“Computational Geosciences has been an excellent group to work with for geophysical data 3D inversions. We have relied on them for imaging targets under cover for many years and they have been a key part of our exploration workflow”
President, Managing Geophysicist
Macroscopic physical properties in the subsurface reflecting geological complexities are typically at scale lengths in the order of meters. Common geophysical surveys have large spatial coverage. For modeling without local grid refinement, the 3D earth model must be discretized with a mesh containing many millions of cells, resulting in an extremely large system of equations that are demanding to solve, even with large-cluster or cloud computing resources.
Computational Geoscience avoids this numerical complexity by parsing the 3D earth model with three levels of decoupled but collocated grids where we upscale or downscale using effective medium models:
A global mesh, which includes all local grid refinement, used to store the resulting physical property model of the entire survey.
A local inversion mesh generated for each subset of data used in the inversion. This mesh is discretized in such a manner as to reflect the spatial sensitivity for each data subset populated with physical properties from the global mesh.
Semistructured, adaptive octree meshes, upon which the geophysical fields are simulated using a staggered-grid, finite-volume discretization enable local mesh refinement and mapping between the different meshes. These meshes have the advantage of an underlying regular structure that enables addition of fine cells only where necessary while avoiding the many complications associated with fully unstructured tetrahedral or hexahedral grids necessary for finite elements. Additionally, unlike a fully unstructured grid, the interpolation of models and fields from one octree mesh to another is a trivial operation.

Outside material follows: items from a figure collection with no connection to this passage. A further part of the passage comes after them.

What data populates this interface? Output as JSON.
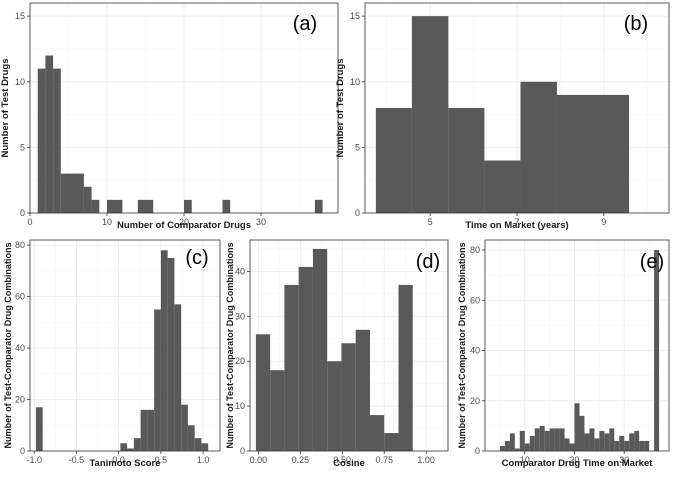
{
  "chart_data": [
    {
      "type": "bar",
      "panel_tag": "(a)",
      "xlabel": "Number of Comparator Drugs",
      "ylabel": "Number of Test Drugs",
      "xlim": [
        0,
        40
      ],
      "ylim": [
        0,
        16
      ],
      "xticks": [
        0,
        10,
        20,
        30
      ],
      "yticks": [
        0,
        5,
        10,
        15
      ],
      "grid": true,
      "bins": [
        {
          "x0": 1,
          "x1": 2,
          "value": 11
        },
        {
          "x0": 2,
          "x1": 3,
          "value": 12
        },
        {
          "x0": 3,
          "x1": 4,
          "value": 11
        },
        {
          "x0": 4,
          "x1": 7,
          "value": 3
        },
        {
          "x0": 7,
          "x1": 8,
          "value": 2
        },
        {
          "x0": 8,
          "x1": 9,
          "value": 1
        },
        {
          "x0": 10,
          "x1": 12,
          "value": 1
        },
        {
          "x0": 14,
          "x1": 16,
          "value": 1
        },
        {
          "x0": 20,
          "x1": 21,
          "value": 1
        },
        {
          "x0": 25,
          "x1": 26,
          "value": 1
        },
        {
          "x0": 37,
          "x1": 38,
          "value": 1
        }
      ]
    },
    {
      "type": "bar",
      "panel_tag": "(b)",
      "xlabel": "Time on Market (years)",
      "ylabel": "Number of Test Drugs",
      "xlim": [
        3.5,
        10.5
      ],
      "ylim": [
        0,
        16
      ],
      "xticks": [
        5,
        7,
        9
      ],
      "yticks": [
        0,
        5,
        10,
        15
      ],
      "grid": true,
      "bins": [
        {
          "x0": 3.75,
          "x1": 4.58,
          "value": 8
        },
        {
          "x0": 4.58,
          "x1": 5.42,
          "value": 15
        },
        {
          "x0": 5.42,
          "x1": 6.25,
          "value": 8
        },
        {
          "x0": 6.25,
          "x1": 7.08,
          "value": 4
        },
        {
          "x0": 7.08,
          "x1": 7.92,
          "value": 10
        },
        {
          "x0": 7.92,
          "x1": 8.75,
          "value": 9
        },
        {
          "x0": 8.75,
          "x1": 9.58,
          "value": 9
        }
      ]
    },
    {
      "type": "bar",
      "panel_tag": "(c)",
      "xlabel": "Tanimoto Score",
      "ylabel": "Number of Test-Comparator Drug Combinations",
      "xlim": [
        -1.05,
        1.2
      ],
      "ylim": [
        0,
        82
      ],
      "xticks": [
        -1.0,
        -0.5,
        0.0,
        0.5,
        1.0
      ],
      "xtick_labels": [
        "-1.0",
        "-0.5",
        "0.0",
        "0.5",
        "1.0"
      ],
      "yticks": [
        0,
        20,
        40,
        60,
        80
      ],
      "grid": true,
      "bins": [
        {
          "x0": -0.98,
          "x1": -0.9,
          "value": 17
        },
        {
          "x0": 0.02,
          "x1": 0.1,
          "value": 3
        },
        {
          "x0": 0.1,
          "x1": 0.18,
          "value": 1
        },
        {
          "x0": 0.18,
          "x1": 0.26,
          "value": 5
        },
        {
          "x0": 0.26,
          "x1": 0.34,
          "value": 16
        },
        {
          "x0": 0.34,
          "x1": 0.42,
          "value": 16
        },
        {
          "x0": 0.42,
          "x1": 0.5,
          "value": 55
        },
        {
          "x0": 0.5,
          "x1": 0.58,
          "value": 78
        },
        {
          "x0": 0.58,
          "x1": 0.66,
          "value": 75
        },
        {
          "x0": 0.66,
          "x1": 0.74,
          "value": 57
        },
        {
          "x0": 0.74,
          "x1": 0.82,
          "value": 18
        },
        {
          "x0": 0.82,
          "x1": 0.9,
          "value": 10
        },
        {
          "x0": 0.9,
          "x1": 0.98,
          "value": 5
        },
        {
          "x0": 0.98,
          "x1": 1.06,
          "value": 3
        }
      ]
    },
    {
      "type": "bar",
      "panel_tag": "(d)",
      "xlabel": "Cosine",
      "ylabel": "Number of Test-Comparator Drug Combinations",
      "xlim": [
        -0.05,
        1.13
      ],
      "ylim": [
        0,
        47
      ],
      "xticks": [
        0,
        0.25,
        0.5,
        0.75,
        1.0
      ],
      "xtick_labels": [
        "0.00",
        "0.25",
        "0.50",
        "0.75",
        "1.00"
      ],
      "yticks": [
        0,
        10,
        20,
        30,
        40
      ],
      "grid": true,
      "bins": [
        {
          "x0": -0.015,
          "x1": 0.07,
          "value": 26
        },
        {
          "x0": 0.07,
          "x1": 0.155,
          "value": 18
        },
        {
          "x0": 0.155,
          "x1": 0.24,
          "value": 37
        },
        {
          "x0": 0.24,
          "x1": 0.325,
          "value": 41
        },
        {
          "x0": 0.325,
          "x1": 0.41,
          "value": 45
        },
        {
          "x0": 0.41,
          "x1": 0.495,
          "value": 20
        },
        {
          "x0": 0.495,
          "x1": 0.58,
          "value": 24
        },
        {
          "x0": 0.58,
          "x1": 0.665,
          "value": 27
        },
        {
          "x0": 0.665,
          "x1": 0.75,
          "value": 8
        },
        {
          "x0": 0.75,
          "x1": 0.835,
          "value": 4
        },
        {
          "x0": 0.835,
          "x1": 0.92,
          "value": 37
        }
      ]
    },
    {
      "type": "bar",
      "panel_tag": "(e)",
      "xlabel": "Comparator Drug Time on Market",
      "ylabel": "Number of Test-Comparator Drug Combinations",
      "xlim": [
        2,
        39
      ],
      "ylim": [
        0,
        84
      ],
      "xticks": [
        10,
        20,
        30
      ],
      "yticks": [
        0,
        20,
        40,
        60,
        80
      ],
      "grid": true,
      "bins": [
        {
          "x0": 5,
          "x1": 6,
          "value": 2
        },
        {
          "x0": 6,
          "x1": 7,
          "value": 4
        },
        {
          "x0": 7,
          "x1": 8,
          "value": 7
        },
        {
          "x0": 8,
          "x1": 9,
          "value": 1
        },
        {
          "x0": 9,
          "x1": 10,
          "value": 8
        },
        {
          "x0": 10,
          "x1": 11,
          "value": 3
        },
        {
          "x0": 11,
          "x1": 12,
          "value": 6
        },
        {
          "x0": 12,
          "x1": 13,
          "value": 9
        },
        {
          "x0": 13,
          "x1": 14,
          "value": 10
        },
        {
          "x0": 14,
          "x1": 15,
          "value": 8
        },
        {
          "x0": 15,
          "x1": 16,
          "value": 9
        },
        {
          "x0": 16,
          "x1": 17,
          "value": 9
        },
        {
          "x0": 17,
          "x1": 18,
          "value": 9
        },
        {
          "x0": 18,
          "x1": 19,
          "value": 5
        },
        {
          "x0": 19,
          "x1": 20,
          "value": 3
        },
        {
          "x0": 20,
          "x1": 21,
          "value": 19
        },
        {
          "x0": 21,
          "x1": 22,
          "value": 14
        },
        {
          "x0": 22,
          "x1": 23,
          "value": 7
        },
        {
          "x0": 23,
          "x1": 24,
          "value": 9
        },
        {
          "x0": 24,
          "x1": 25,
          "value": 5
        },
        {
          "x0": 25,
          "x1": 26,
          "value": 8
        },
        {
          "x0": 26,
          "x1": 27,
          "value": 7
        },
        {
          "x0": 27,
          "x1": 28,
          "value": 9
        },
        {
          "x0": 28,
          "x1": 29,
          "value": 4
        },
        {
          "x0": 29,
          "x1": 30,
          "value": 6
        },
        {
          "x0": 30,
          "x1": 31,
          "value": 4
        },
        {
          "x0": 31,
          "x1": 32,
          "value": 7
        },
        {
          "x0": 32,
          "x1": 33,
          "value": 8
        },
        {
          "x0": 33,
          "x1": 34,
          "value": 4
        },
        {
          "x0": 34,
          "x1": 35,
          "value": 4
        },
        {
          "x0": 36,
          "x1": 37,
          "value": 80
        }
      ]
    }
  ]
}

For each local inversion mesh, the inversion estimates the 3D physical property model by minimizing a constrained optimization problem that minimizes the linear sum of misfit and model functionals. The nonuniqueness of the inverse problem requires regularization so that a unique solution can be obtained by designing a model functional whose value is minimized for models exhibiting geologically-desirable characteristics. Each inversion iterates until one of multiple predetermined stop criteria becomes satisfied.
The numerical implementation of combined modeling and inversion is optimized for stably solving any geophysical field and survey configuration with high-contrast physical properties.